Where does the third line (F_f1=F_N come from?

Why do you use 0.235 in line 4? The problem statement uses 0.25.

What does your third sketch represent and why do you have the same angle theta there?

It would be easier to follow the formulas if you did not replace µ and the sin/cos values by numerical values.

 

[Jay9313]

Where does the third line (F_f1=F_N come from?

Why do you use 0.235 in line 4? The problem statement uses 0.25.

What does your third sketch represent and why do you have the same angle theta there?

It would be easier to follow the formulas if you did not replace µ and the sin/cos values by numerical values.

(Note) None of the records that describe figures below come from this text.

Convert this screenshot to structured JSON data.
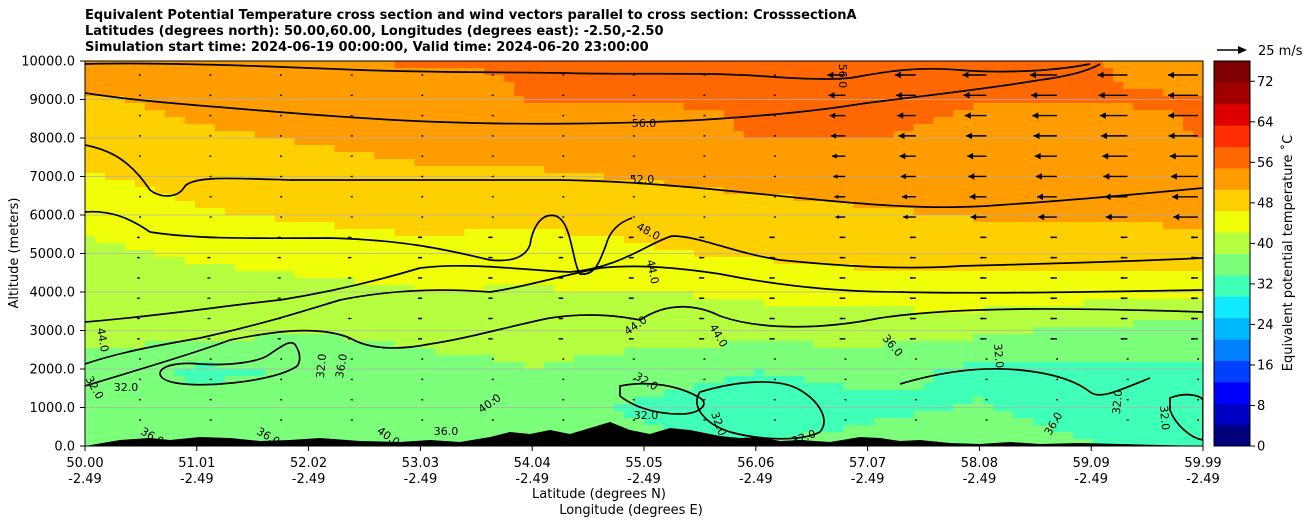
{
  "chart_data": {
    "type": "heatmap",
    "title_lines": [
      "Equivalent Potential Temperature cross section and wind vectors parallel to cross section: CrosssectionA",
      "Latitudes (degrees north): 50.00,60.00, Longitudes (degrees east): -2.50,-2.50",
      "Simulation start time: 2024-06-19 00:00:00, Valid time: 2024-06-20 23:00:00"
    ],
    "ylabel": "Altitude (meters)",
    "xlabel_lat": "Latitude (degrees N)",
    "xlabel_lon": "Longitude (degrees E)",
    "xlim": [
      50.0,
      59.99
    ],
    "ylim": [
      0,
      10000
    ],
    "x_ticks": [
      {
        "lat": "50.00",
        "lon": "-2.49"
      },
      {
        "lat": "51.01",
        "lon": "-2.49"
      },
      {
        "lat": "52.02",
        "lon": "-2.49"
      },
      {
        "lat": "53.03",
        "lon": "-2.49"
      },
      {
        "lat": "54.04",
        "lon": "-2.49"
      },
      {
        "lat": "55.05",
        "lon": "-2.49"
      },
      {
        "lat": "56.06",
        "lon": "-2.49"
      },
      {
        "lat": "57.07",
        "lon": "-2.49"
      },
      {
        "lat": "58.08",
        "lon": "-2.49"
      },
      {
        "lat": "59.09",
        "lon": "-2.49"
      },
      {
        "lat": "59.99",
        "lon": "-2.49"
      }
    ],
    "y_ticks": [
      "0.0",
      "1000.0",
      "2000.0",
      "3000.0",
      "4000.0",
      "5000.0",
      "6000.0",
      "7000.0",
      "8000.0",
      "9000.0",
      "10000.0"
    ],
    "y_tick_values": [
      0,
      1000,
      2000,
      3000,
      4000,
      5000,
      6000,
      7000,
      8000,
      9000,
      10000
    ],
    "grid": "horizontal",
    "colorbar": {
      "label": "Equivalent potential temperature ˚C",
      "min": 0,
      "max": 76,
      "tick_values": [
        0,
        8,
        16,
        24,
        32,
        40,
        48,
        56,
        64,
        72
      ],
      "tick_labels": [
        "0",
        "8",
        "16",
        "24",
        "32",
        "40",
        "48",
        "56",
        "64",
        "72"
      ],
      "colors": [
        "#00007f",
        "#0000c4",
        "#0000ff",
        "#0040ff",
        "#0080ff",
        "#00b8ff",
        "#10eaff",
        "#40ffb6",
        "#7cff7a",
        "#b6ff40",
        "#f0ff08",
        "#ffd000",
        "#ff9c00",
        "#ff6800",
        "#ff2e00",
        "#e00000",
        "#a00000",
        "#7f0000"
      ]
    },
    "wind_key": {
      "label": "25 m/s",
      "speed": 25
    },
    "contours": [
      {
        "label": "56.0",
        "level": 56
      },
      {
        "label": "52.0",
        "level": 52
      },
      {
        "label": "48.0",
        "level": 48
      },
      {
        "label": "44.0",
        "level": 44
      },
      {
        "label": "40.0",
        "level": 40
      },
      {
        "label": "36.0",
        "level": 36
      },
      {
        "label": "32.0",
        "level": 32
      }
    ],
    "field_rows": [
      {
        "alt": 10000,
        "values": [
          54,
          55,
          55,
          55,
          55,
          55,
          55,
          56,
          55,
          55,
          54
        ]
      },
      {
        "alt": 9000,
        "values": [
          50,
          52,
          53,
          54,
          55,
          55,
          55,
          56,
          55,
          55,
          55
        ]
      },
      {
        "alt": 8000,
        "values": [
          48,
          50,
          51,
          52,
          53,
          54,
          55,
          55,
          54,
          54,
          55
        ]
      },
      {
        "alt": 7000,
        "values": [
          46,
          48,
          49,
          50,
          50,
          51,
          52,
          53,
          53,
          53,
          54
        ]
      },
      {
        "alt": 6000,
        "values": [
          44,
          46,
          47,
          48,
          48,
          48,
          49,
          50,
          51,
          51,
          52
        ]
      },
      {
        "alt": 5000,
        "values": [
          41,
          43,
          44,
          45,
          44,
          46,
          47,
          48,
          48,
          48,
          48
        ]
      },
      {
        "alt": 4000,
        "values": [
          40,
          40,
          41,
          42,
          42,
          42,
          43,
          44,
          45,
          44,
          44
        ]
      },
      {
        "alt": 3000,
        "values": [
          40,
          40,
          38,
          40,
          40,
          40,
          40,
          40,
          39,
          37,
          36
        ]
      },
      {
        "alt": 2000,
        "values": [
          36,
          33,
          34,
          36,
          38,
          36,
          34,
          35,
          33,
          33,
          33
        ]
      },
      {
        "alt": 1000,
        "values": [
          37,
          35,
          36,
          37,
          36,
          33,
          31,
          33,
          34,
          32,
          31
        ]
      },
      {
        "alt": 0,
        "values": [
          37,
          37,
          38,
          37,
          36,
          35,
          34,
          35,
          36,
          34,
          30
        ]
      }
    ]
  }
}
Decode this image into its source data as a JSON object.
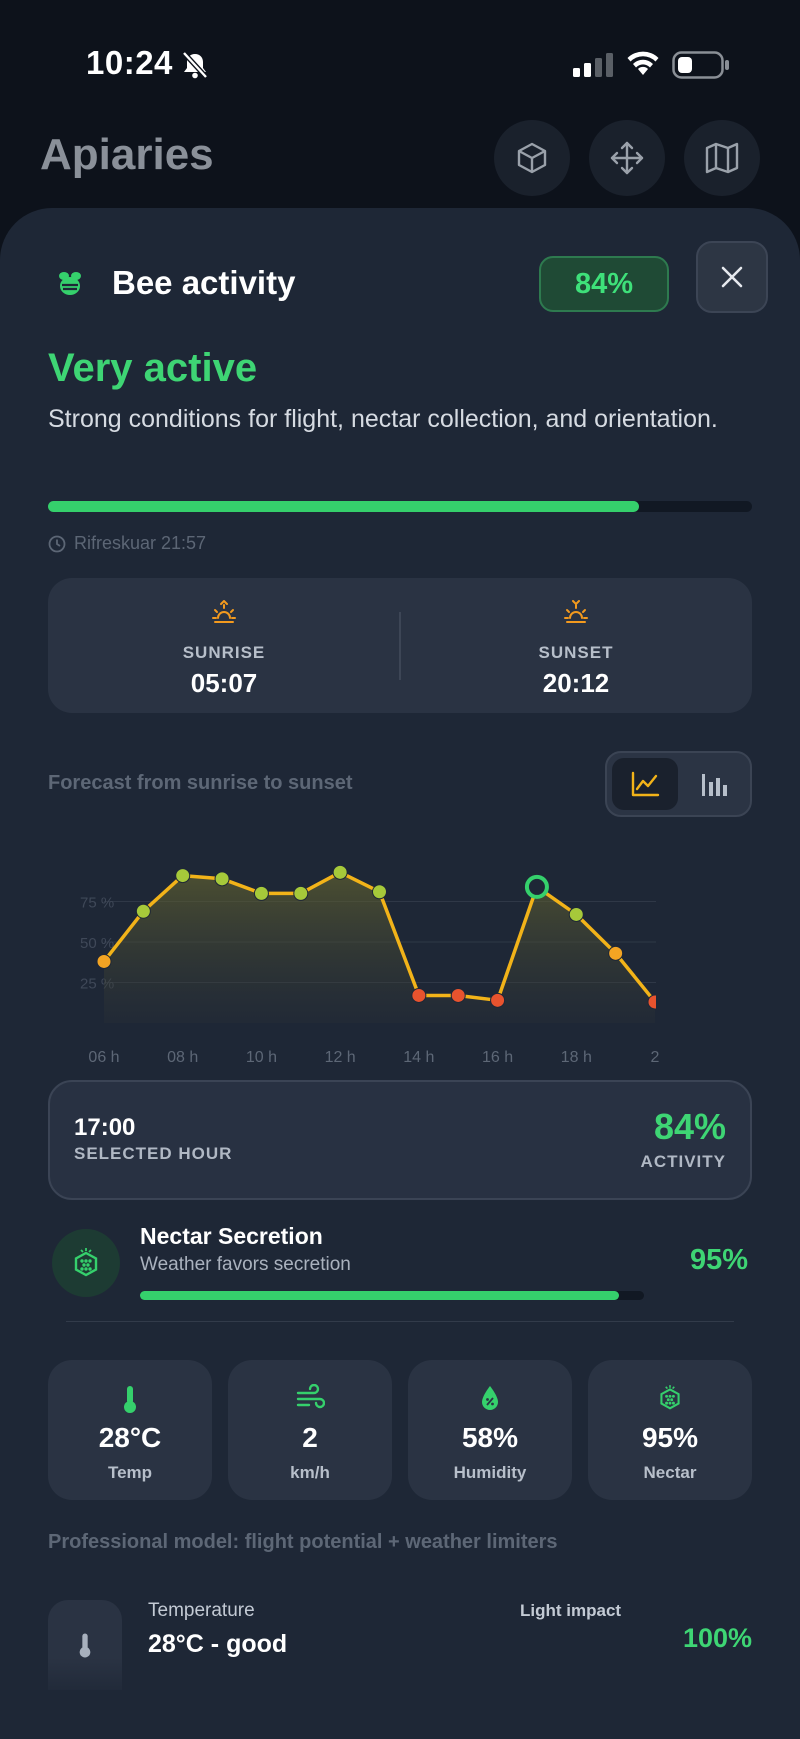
{
  "status_bar": {
    "time": "10:24"
  },
  "header": {
    "title": "Apiaries"
  },
  "sheet": {
    "title": "Bee activity",
    "badge": "84%",
    "status_heading": "Very active",
    "status_description": "Strong conditions for flight, nectar collection, and orientation.",
    "activity_fraction": 0.84,
    "refreshed": "Rifreskuar 21:57"
  },
  "sun": {
    "sunrise_label": "SUNRISE",
    "sunrise": "05:07",
    "sunset_label": "SUNSET",
    "sunset": "20:12"
  },
  "forecast": {
    "title": "Forecast from sunrise to sunset"
  },
  "chart_data": {
    "type": "line",
    "x": [
      6,
      7,
      8,
      9,
      10,
      11,
      12,
      13,
      14,
      15,
      16,
      17,
      18,
      19,
      20
    ],
    "values": [
      38,
      69,
      91,
      89,
      80,
      80,
      93,
      81,
      17,
      17,
      14,
      84,
      67,
      43,
      13
    ],
    "point_colors": [
      "#f3a423",
      "#a6c93a",
      "#a6c93a",
      "#a6c93a",
      "#a6c93a",
      "#a6c93a",
      "#a6c93a",
      "#a6c93a",
      "#e8532e",
      "#e8532e",
      "#e8532e",
      "#35d06c",
      "#a6c93a",
      "#f3a423",
      "#e8532e"
    ],
    "selected_index": 11,
    "y_ticks": [
      "75 %",
      "50 %",
      "25 %"
    ],
    "y_tick_values": [
      75,
      50,
      25
    ],
    "x_ticks": [
      "06 h",
      "08 h",
      "10 h",
      "12 h",
      "14 h",
      "16 h",
      "18 h",
      "2"
    ],
    "x_tick_values": [
      6,
      8,
      10,
      12,
      14,
      16,
      18,
      20
    ],
    "ylim": [
      0,
      100
    ],
    "grid": true,
    "line_color": "#f2b319"
  },
  "selected": {
    "time": "17:00",
    "label": "SELECTED HOUR",
    "value": "84%",
    "value_label": "ACTIVITY"
  },
  "nectar": {
    "title": "Nectar Secretion",
    "subtitle": "Weather favors secretion",
    "value": "95%",
    "fraction": 0.95
  },
  "metrics": [
    {
      "value": "28°C",
      "label": "Temp",
      "icon": "thermometer-icon"
    },
    {
      "value": "2",
      "label": "km/h",
      "icon": "wind-icon"
    },
    {
      "value": "58%",
      "label": "Humidity",
      "icon": "humidity-drop-icon"
    },
    {
      "value": "95%",
      "label": "Nectar",
      "icon": "honeycomb-icon"
    }
  ],
  "model": {
    "title": "Professional model: flight potential + weather limiters",
    "temperature_label": "Temperature",
    "temperature_value": "28°C - good",
    "light_label": "Light impact",
    "light_value": "100%"
  },
  "colors": {
    "accent_green": "#3ed574",
    "sun_orange": "#f39a1e",
    "sheet_bg": "#1e2736"
  }
}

I completely agree. I was really against putting numerical values in, but If I had not done that, I would have really long expressions that would clutter up my work. The .235 in line 4 is .235mg, where mg is the weight. And I did mess up the third line (F_f1=F_N Let me re-work that line really quickly and see if I get a closer answer! If this line solves my problem, I'll be really upset.

 

[Jay9313]

Without rounding, that brought my answer down to 61.8 degrees. I can try to re=work it without replacing any values with numerical values if you'd like

 

[Jay9313]

I added a new photo of my work and I tried to clean it up and show more thought progressions. I left more of the symbols in and didn't change them to numeric values, but only got so far. If anyone has a solution, please feel free to show me how to get there.

 

[Chestermiller]

I got 61.8 degrees also using 2 force balances and a moment balance. My final equation was tanθ=2 - 0.5 tan 15. I think I did it correctly. I plugged in numbers only at the very end.

Chet

 

[Jay9313]

I got 61.8 degrees also using 2 force balances and a moment balance. My final equation was tanθ=2 - 0.5 tan 15. I think I did it correctly. I plugged in numbers only at the very end.

Chet

Thank you so much! Could I trouble you to show me your work using the moment balance? I would be very grateful!

 

[Chestermiller]

Thank you so much! Could I trouble you to show me your work using the moment balance? I would be very grateful!

Let N_A be the normal force exerted by the wall at point A, and let N_B be the normal force exerted by the wall at point B. Let F be the frictional force at point B.

Horizontal Force Balance: $N_A\cos{15}=F$
Vertical Force Balance: $N_A\sin{15}+N_B=mg$
Moment Balance Around Point A: $mg\frac{L}{2}\cosθ-N_BL\cosθ+FL\sinθ=0$
where L is the length of the bar.

Solution to these equations:
$$F=\frac{\frac{mg}{2}}{\tanθ+\tan15}$$
$$N_B=\frac{mg\tanθ+\frac{mg}{2}\tan15}{\tanθ+\tan15}$$
So,
$$\frac{F}{N_B}=\frac{1}{2\tanθ+\tan15}$$

 

[Jay9313]

Let N_A be the normal force exerted by the wall at point A, and let N_B be the normal force exerted by the wall at point B. Let F be the frictional force at point B.

Horizontal Force Balance: $N_A\cos{15}=F$
Vertical Force Balance: $N_A\sin{15}+N_B=mg$
Moment Balance Around Point A: $mg\frac{L}{2}\cosθ-N_BL\cosθ+FL\sinθ=0$
where L is the length of the bar.

Solution to these equations:
$$F=\frac{\frac{mg}{2}}{\tanθ+\tan15}$$
$$N_B=\frac{mg\tanθ+\frac{mg}{2}\tan15}{\tanθ+\tan15}$$
So,
$$\frac{F}{N_B}=\frac{1}{2\tanθ+\tan15}$$

I actually considered using a moment approach such as yourself, but I didn't want to introduce a new variable, as I already had quite a few unknowns. But thank you so much, you have no idea how much I appreciate it.